Additionally, when it comes to college campuses, Oregon’s famously liberal political leadership has not successfully produced any major new legislation on campus safety since 2011, when the Oregon Court of Appeals overturned a previous holistic ban of firearms on every college campus. The ruling therefore allowed concealed carry across all college campuses in the state; a law so conservative it hardly resembles the culture we seem to be most known for.

Soon after, in 2012, the Oregon Board of Higher Education protected students from this major threat of gun violence as much as they could without imposing on the 2011 law: it prohibited the possession of firearms inside any/all buildings on the major public university campuses across the state.

This means that carrying a firearm outside of buildings on a campus is still legal. Ideally, there should not be a threat of a firearm in proximity to any learning environment, and so the ability to carry one across campus only makes it easier to endanger students.

A toy gun laid down with colorful magnet letters spelling the word, "BANG"
Photo by rawpixel.com

While it would be a step in the right direction, banning firearms on all campuses will not prevent gun violence in college permanently, however.

Common-sense federal regulation is the solution not only to school shootings, but for gun violence in general. If we are to prevent another mass shooting, the only solution is to regulate and limit access to firearms. While strong supporters of the Second Amendment dislike hearing this, it is a fact of American life that at times we must sacrifice certain personal luxuries for the benefit of the common good. 

Of course, I don’t mean to take away guns from every current gun owner. I mean that it is necessary to make the process of purchasing a firearm more thorough, and to maintain a certain level of safety standards to be achieved after its purchase.

When thinking about possible solutions, I look at the actions of other countries that have suffered from mass shootings, similar to the ones we seem to experience on a monthly basis. These nations have promptly and successfully changed their laws to prevent further casualties.
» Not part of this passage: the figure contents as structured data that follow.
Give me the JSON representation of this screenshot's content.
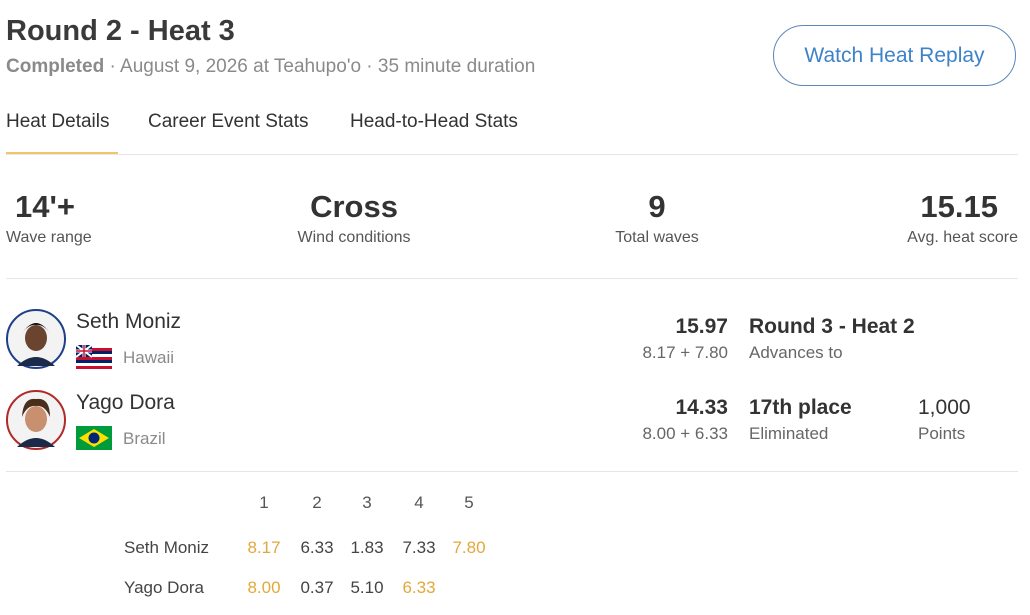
{
  "header": {
    "title": "Round 2 - Heat 3",
    "status": "Completed",
    "separator": "·",
    "date_location": "August 9, 2026 at Teahupo'o",
    "duration": "35 minute duration",
    "button": "Watch Heat Replay"
  },
  "tabs": [
    "Heat Details",
    "Career Event Stats",
    "Head-to-Head Stats"
  ],
  "stats": [
    {
      "value": "14'+",
      "label": "Wave range"
    },
    {
      "value": "Cross",
      "label": "Wind conditions"
    },
    {
      "value": 9,
      "label": "Total waves"
    },
    {
      "value": 15.15,
      "label": "Avg. heat score"
    }
  ],
  "surfers": [
    {
      "name": "Seth Moniz",
      "country": "Hawaii",
      "total": 15.97,
      "breakdown": "8.17 + 7.80",
      "result": "Round 3 - Heat 2",
      "result_label": "Advances to"
    },
    {
      "name": "Yago Dora",
      "country": "Brazil",
      "total": 14.33,
      "breakdown": "8.00 + 6.33",
      "result": "17th place",
      "result_label": "Eliminated",
      "points": "1,000",
      "points_label": "Points"
    }
  ],
  "waves": {
    "columns": [
      1,
      2,
      3,
      4,
      5
    ],
    "highlight_color": "#e2a83b",
    "rows": [
      {
        "name": "Seth Moniz",
        "scores": [
          "8.17",
          "6.33",
          "1.83",
          "7.33",
          "7.80"
        ],
        "counted": [
          0,
          4
        ]
      },
      {
        "name": "Yago Dora",
        "scores": [
          "8.00",
          "0.37",
          "5.10",
          "6.33",
          null
        ],
        "counted": [
          0,
          3
        ]
      }
    ]
  }
}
For instance, Norway, with some of the highest gun ownership rates in the developed world, regulates the commerce (sale/purchase) of firearms by requiring citizens to present their reason and intent of purchase (sport, hunting, etc.), on top of the more common procedures such as comprehensive background checks. After purchase, safe usage is regulated by enforcing random safety checks by government officials to ensure guns are kept in safes when not in use.

This way, citizens are not completely blocked from their right of owning a firearm if they feel it is their inherent right, while still ensuring safety and proper use of these weapons.
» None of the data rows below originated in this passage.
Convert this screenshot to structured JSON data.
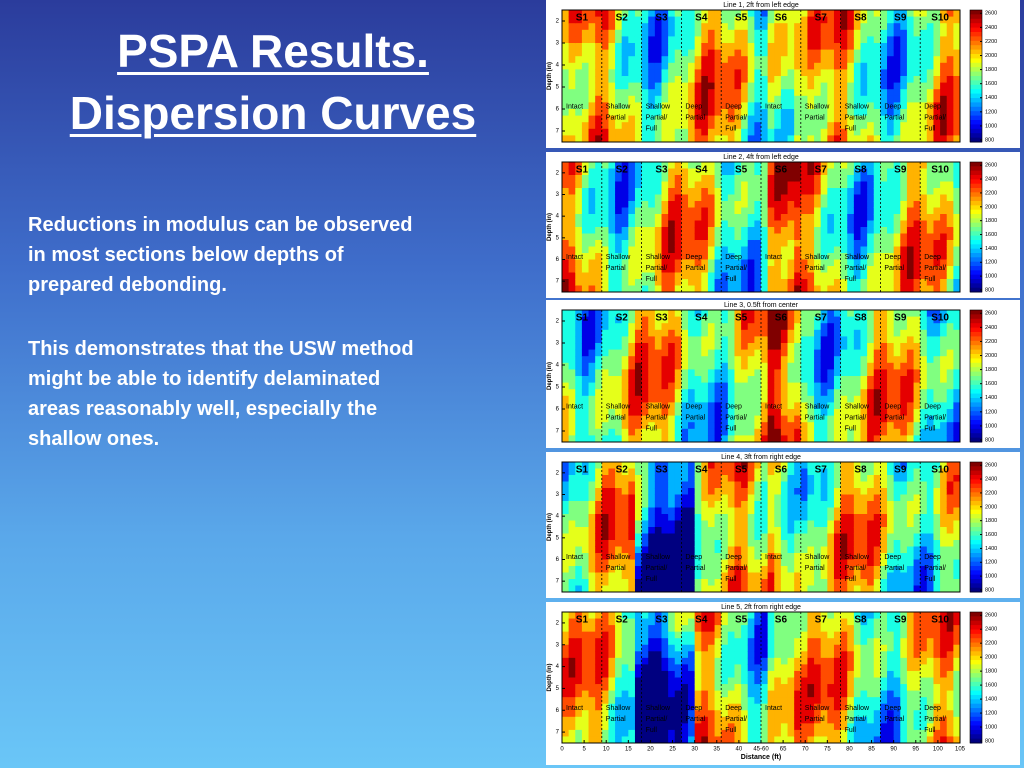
{
  "title": {
    "line1": "PSPA Results.",
    "line2": "Dispersion Curves"
  },
  "body": {
    "paragraph1": [
      "Reductions in modulus can be observed",
      "in most sections below depths of",
      "prepared debonding."
    ],
    "paragraph2": [
      "This demonstrates that the USW method",
      "might be able to identify delaminated",
      "areas reasonably well, especially the",
      "shallow ones."
    ]
  },
  "plots": {
    "panels": [
      {
        "title": "Line 1, 2ft from left edge"
      },
      {
        "title": "Line 2, 4ft from left edge"
      },
      {
        "title": "Line 3, 0.5ft from center"
      },
      {
        "title": "Line 4, 3ft from right edge"
      },
      {
        "title": "Line 5, 2ft from right edge"
      }
    ],
    "sections": [
      "S1",
      "S2",
      "S3",
      "S4",
      "S5",
      "S6",
      "S7",
      "S8",
      "S9",
      "S10"
    ],
    "conditions": [
      [
        "Intact"
      ],
      [
        "Shallow",
        "Partial"
      ],
      [
        "Shallow",
        "Partial/",
        "Full"
      ],
      [
        "Deep",
        "Partial"
      ],
      [
        "Deep",
        "Partial/",
        "Full"
      ],
      [
        "Intact"
      ],
      [
        "Shallow",
        "Partial"
      ],
      [
        "Shallow",
        "Partial/",
        "Full"
      ],
      [
        "Deep",
        "Partial"
      ],
      [
        "Deep",
        "Partial/",
        "Full"
      ]
    ],
    "y_label": "Depth (in)",
    "y_ticks": [
      2,
      3,
      4,
      5,
      6,
      7
    ],
    "colorbar_ticks": [
      800,
      1000,
      1200,
      1400,
      1600,
      1800,
      2000,
      2200,
      2400,
      2600
    ],
    "x_label": "Distance (ft)",
    "x_ticks": [
      0,
      5,
      10,
      15,
      20,
      25,
      30,
      35,
      40,
      "45-60",
      65,
      70,
      75,
      80,
      85,
      90,
      95,
      100,
      105
    ]
  }
}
This only scratches the surface of the changes that must be made, but the more we have a conversation between opposing sides, the closer we can come in preventing the far-too-common school shooting.

Until then, I side with New Zealand’s Prime Minister, Jacinda Ardern, on the U.S. gun control laws (after she implemented strong measures in her own country following the recent Christchurch mosque mass shootings): “I just do not understand the United States.”